本年もついに大晦日を迎え、また一年の締めくくりとなるBest Performance Awardの選出をする時がきた。
例年通り、選出基準は単純な価格でも味わいでもなく、その総合評価であり、さらにその中でも印象に強く残っているワインから、これぞというものを選出させていただいている。
ある意味では私自身の興味が反映されたセレクションではあるのだが、それは同時に、現在進行形で世界のワイン産業で起こっている最先端の動きを追ったもの、でも部分的にはある。
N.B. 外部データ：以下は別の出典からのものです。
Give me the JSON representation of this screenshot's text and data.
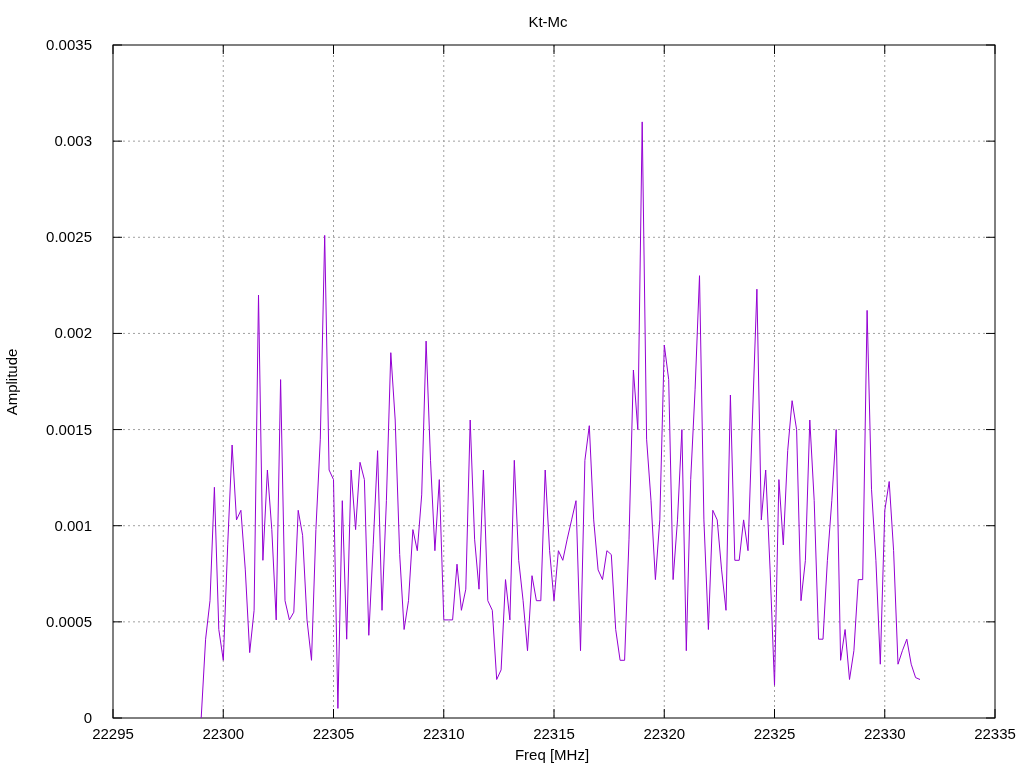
{
  "chart_data": {
    "type": "line",
    "title": "Kt-Mc",
    "xlabel": "Freq [MHz]",
    "ylabel": "Amplitude",
    "grid": true,
    "xlim": [
      22295,
      22335
    ],
    "ylim": [
      0,
      0.0035
    ],
    "xticks": [
      22295,
      22300,
      22305,
      22310,
      22315,
      22320,
      22325,
      22330,
      22335
    ],
    "yticks": [
      {
        "value": 0,
        "label": "0"
      },
      {
        "value": 0.0005,
        "label": "0.0005"
      },
      {
        "value": 0.001,
        "label": "0.001"
      },
      {
        "value": 0.0015,
        "label": "0.0015"
      },
      {
        "value": 0.002,
        "label": "0.002"
      },
      {
        "value": 0.0025,
        "label": "0.0025"
      },
      {
        "value": 0.003,
        "label": "0.003"
      },
      {
        "value": 0.0035,
        "label": "0.0035"
      }
    ],
    "x": [
      22299,
      22299.2,
      22299.4,
      22299.6,
      22299.8,
      22300,
      22300.2,
      22300.4,
      22300.6,
      22300.8,
      22301,
      22301.2,
      22301.4,
      22301.6,
      22301.8,
      22302,
      22302.2,
      22302.4,
      22302.6,
      22302.8,
      22303,
      22303.2,
      22303.4,
      22303.6,
      22303.8,
      22304,
      22304.2,
      22304.4,
      22304.6,
      22304.8,
      22305,
      22305.2,
      22305.4,
      22305.6,
      22305.8,
      22306,
      22306.2,
      22306.4,
      22306.6,
      22306.8,
      22307,
      22307.2,
      22307.4,
      22307.6,
      22307.8,
      22308,
      22308.2,
      22308.4,
      22308.6,
      22308.8,
      22309,
      22309.2,
      22309.4,
      22309.6,
      22309.8,
      22310,
      22310.2,
      22310.4,
      22310.6,
      22310.8,
      22311,
      22311.2,
      22311.4,
      22311.6,
      22311.8,
      22312,
      22312.2,
      22312.4,
      22312.6,
      22312.8,
      22313,
      22313.2,
      22313.4,
      22313.6,
      22313.8,
      22314,
      22314.2,
      22314.4,
      22314.6,
      22314.8,
      22315,
      22315.2,
      22315.4,
      22315.6,
      22315.8,
      22316,
      22316.2,
      22316.4,
      22316.6,
      22316.8,
      22317,
      22317.2,
      22317.4,
      22317.6,
      22317.8,
      22318,
      22318.2,
      22318.4,
      22318.6,
      22318.8,
      22319,
      22319.2,
      22319.4,
      22319.6,
      22319.8,
      22320,
      22320.2,
      22320.4,
      22320.6,
      22320.8,
      22321,
      22321.2,
      22321.4,
      22321.6,
      22321.8,
      22322,
      22322.2,
      22322.4,
      22322.6,
      22322.8,
      22323,
      22323.2,
      22323.4,
      22323.6,
      22323.8,
      22324,
      22324.2,
      22324.4,
      22324.6,
      22324.8,
      22325,
      22325.2,
      22325.4,
      22325.6,
      22325.8,
      22326,
      22326.2,
      22326.4,
      22326.6,
      22326.8,
      22327,
      22327.2,
      22327.4,
      22327.6,
      22327.8,
      22328,
      22328.2,
      22328.4,
      22328.6,
      22328.8,
      22329,
      22329.2,
      22329.4,
      22329.6,
      22329.8,
      22330,
      22330.2,
      22330.4,
      22330.6,
      22330.8,
      22331,
      22331.2,
      22331.4,
      22331.6
    ],
    "series": [
      {
        "color": "#9400d3",
        "values": [
          0,
          0.00041,
          0.00061,
          0.0012,
          0.00046,
          0.0003,
          0.0009,
          0.00142,
          0.00103,
          0.00108,
          0.00077,
          0.00034,
          0.00056,
          0.0022,
          0.00082,
          0.00129,
          0.00098,
          0.00051,
          0.00176,
          0.00061,
          0.00051,
          0.00055,
          0.00108,
          0.00095,
          0.00051,
          0.0003,
          0.00098,
          0.00145,
          0.00251,
          0.00129,
          0.00124,
          5e-05,
          0.00113,
          0.00041,
          0.00129,
          0.00098,
          0.00133,
          0.00124,
          0.00043,
          0.0009,
          0.00139,
          0.00056,
          0.00113,
          0.0019,
          0.00155,
          0.00085,
          0.00046,
          0.00061,
          0.00098,
          0.00087,
          0.00116,
          0.00196,
          0.00134,
          0.00087,
          0.00124,
          0.00051,
          0.00051,
          0.00051,
          0.0008,
          0.00056,
          0.00067,
          0.00155,
          0.00093,
          0.00067,
          0.00129,
          0.00061,
          0.00056,
          0.0002,
          0.00025,
          0.00072,
          0.00051,
          0.00134,
          0.00082,
          0.00061,
          0.00035,
          0.00074,
          0.00061,
          0.00061,
          0.00129,
          0.00087,
          0.00061,
          0.00087,
          0.00082,
          0.00093,
          0.00103,
          0.00113,
          0.00035,
          0.00134,
          0.00152,
          0.00103,
          0.00077,
          0.00072,
          0.00087,
          0.00085,
          0.00046,
          0.0003,
          0.0003,
          0.00093,
          0.00181,
          0.0015,
          0.0031,
          0.00145,
          0.00113,
          0.00072,
          0.00103,
          0.00194,
          0.00176,
          0.00072,
          0.00103,
          0.0015,
          0.00035,
          0.00124,
          0.00171,
          0.0023,
          0.00103,
          0.00046,
          0.00108,
          0.00103,
          0.00077,
          0.00056,
          0.00168,
          0.00082,
          0.00082,
          0.00103,
          0.00087,
          0.00155,
          0.00223,
          0.00103,
          0.00129,
          0.00077,
          0.00017,
          0.00124,
          0.0009,
          0.00139,
          0.00165,
          0.0015,
          0.00061,
          0.00082,
          0.00155,
          0.00113,
          0.00041,
          0.00041,
          0.00082,
          0.00113,
          0.0015,
          0.0003,
          0.00046,
          0.0002,
          0.00035,
          0.00072,
          0.00072,
          0.00212,
          0.00119,
          0.00082,
          0.00028,
          0.00108,
          0.00123,
          0.00087,
          0.00028,
          0.00035,
          0.00041,
          0.00028,
          0.00021,
          0.0002
        ]
      }
    ]
  }
}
今年も数えきれないほどの素晴らしいワインに出会えたことに、心から感謝したい。
Sparkling Wine部門
Marguet, Shaman 20. ¥11,500
ナチュラル・シャンパーニュとして、孤高の輝きを放つMarguet。Grand Cruの村毎に仕込まれたキュヴェや、単一リューディのキュベ、そして最高峰のSapienceなど、より高級なラインのシャンパーニュはすでにシャンパーニュ・ファンが血眼になって探し求めているし、その品質も圧倒的に素晴らしいのだが、私が心からの感動を覚えるのは、むしろベーシック・ラインのShamanだ。Pinot Noirが81%、Chardonnayが19%という構成の「20」は、そのスタイリッシュでエネルギッシュな味わい、大胆さと緻密さを兼ね備えたストラクチャーで、この価格帯のベーシック・キュヴェとしては、頭一つ抜けた完成度に到達している。
白ワイン部門
Andreas Tscheppe, Salamander Plus “Reserve” Chardonnay 2021. ¥16,800
今年は念願だったツェッペへの訪問が叶った。そして、現地でテイスティングしたこのワインには度肝を抜かれた。
Plusのシリーズは、発酵が完全に終わっていないワインを瓶詰めしたツェッペが近年行っている新たな取り組みなのだが、このReserveは、残しておいた樽が再発酵を始めたことで、偶然生まれたキュヴェとなる。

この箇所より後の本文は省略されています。